Monday, February 7, 2022
Cosmo Allegretti was Mister Moose
Bet you didn’t know that Hugh “Lumpy” Brannum, who played Mister Green Jeans on Captain Kangaroo, was at one point the bassist for Fred Waring and his Pennsylvanians, and that the Waring Blender was named for that selfsame bandleader. Why do I mention this? Well, I read a witty quote from JBS Haldane (“Would I lay down my life to save my brother? No, but I would to save two brothers or eight cousins.”) and then I googled him and noticed that he looked remarkably like Captain Kangaroo. So, like all great discoveries, there was an element of chance involved.
Monday, January 31, 2022
Science serving humanity
Scientists collaborating at Tufts and Harvard have made an amazing medical advance. I quote: “On adult frogs, which are naturally unable to regenerate limbs, the researchers were able to trigger regrowth of a lost leg using a five-drug cocktail applied in a silicone wearable bioreactor dome that seals in the elixir over the stump for just 24 hours. That brief treatment sets in motion an 18-month period of regrowth that restores a functional leg.” Sure, it’s a limited study, and still in trial stages. But for those of us who enjoy frogs’ legs, this could be very big news indeed.
Monday, January 24, 2022
Spicy Stories
I rang the doorbell, didn’t I? Because he can. I never had five dollars before. I just wanted to tell you your sign fell down. You’re gonna hate Wednesdays. Got singles for a ten? Scream all you want, I’m keeping the umbrella. Paint my house. Go ahead, it’s your cow. Now we’re banned from Ikea. I don’t know, I never looked. Dang, my watch is an hour fast. You don’t come here just for the hunting, do you? Well, son, your mother is spoiled. Twenty dollars, same as in town. It’ll keep the sheet off your legs.
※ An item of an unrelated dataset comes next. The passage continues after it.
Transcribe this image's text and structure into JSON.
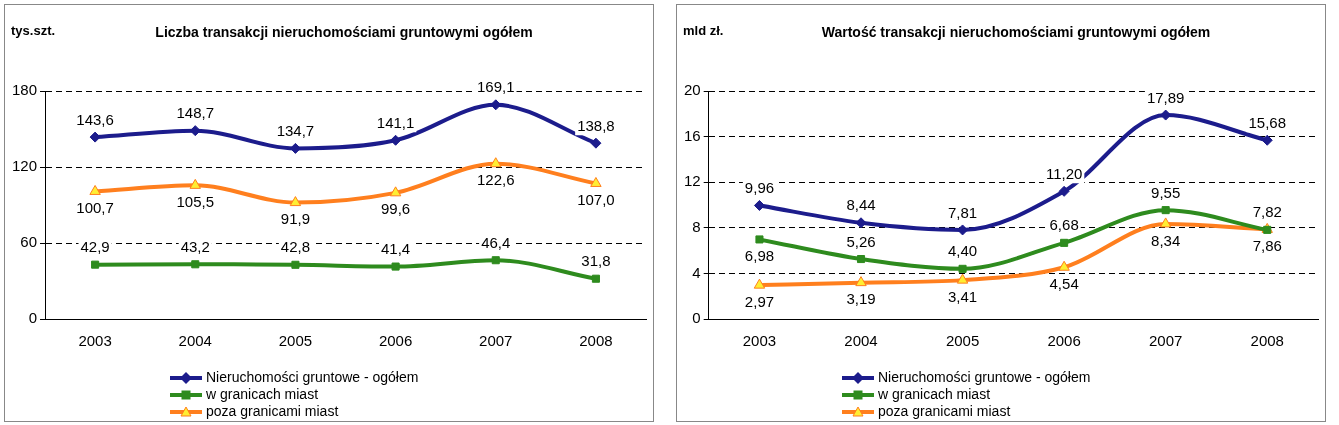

I’m telling everybody!
Monday, January 17, 2022
Check the couch cushions
So I was reading about mammals – actually most everything you’ll ever read, from the New York Times to Great Expectations, is about mammals – but I mean I was reading about mammals as critters, when I came across this sentence: “This group of vertebrates ranges in size from tiny shrews or small bats weighing only a few grams to the largest known animals, the whales.” And I see where they’re going here, wonders of nature and all, but do they really have to specify that whales are the largest known animals? Are there possibly larger, unknown ones? Where are they hiding?
Monday, January 10, 2022
Lower your expectations... more.
So, I went to a wedding the weekend before last and one of the folks there tested positive so I hunkered down and then got a drive-through test and felt kinda crappy so I cancelled my dental appointment for this morning but then the test came back negative so I guess I just had some generalized crud and the dentist it turns out hadn’t filled my slot so I’m headed over there in a couple minutes which is why I don’t have time to write a rant, just this lame excuse. Maybe I should re-christen these the “100 word alibis.”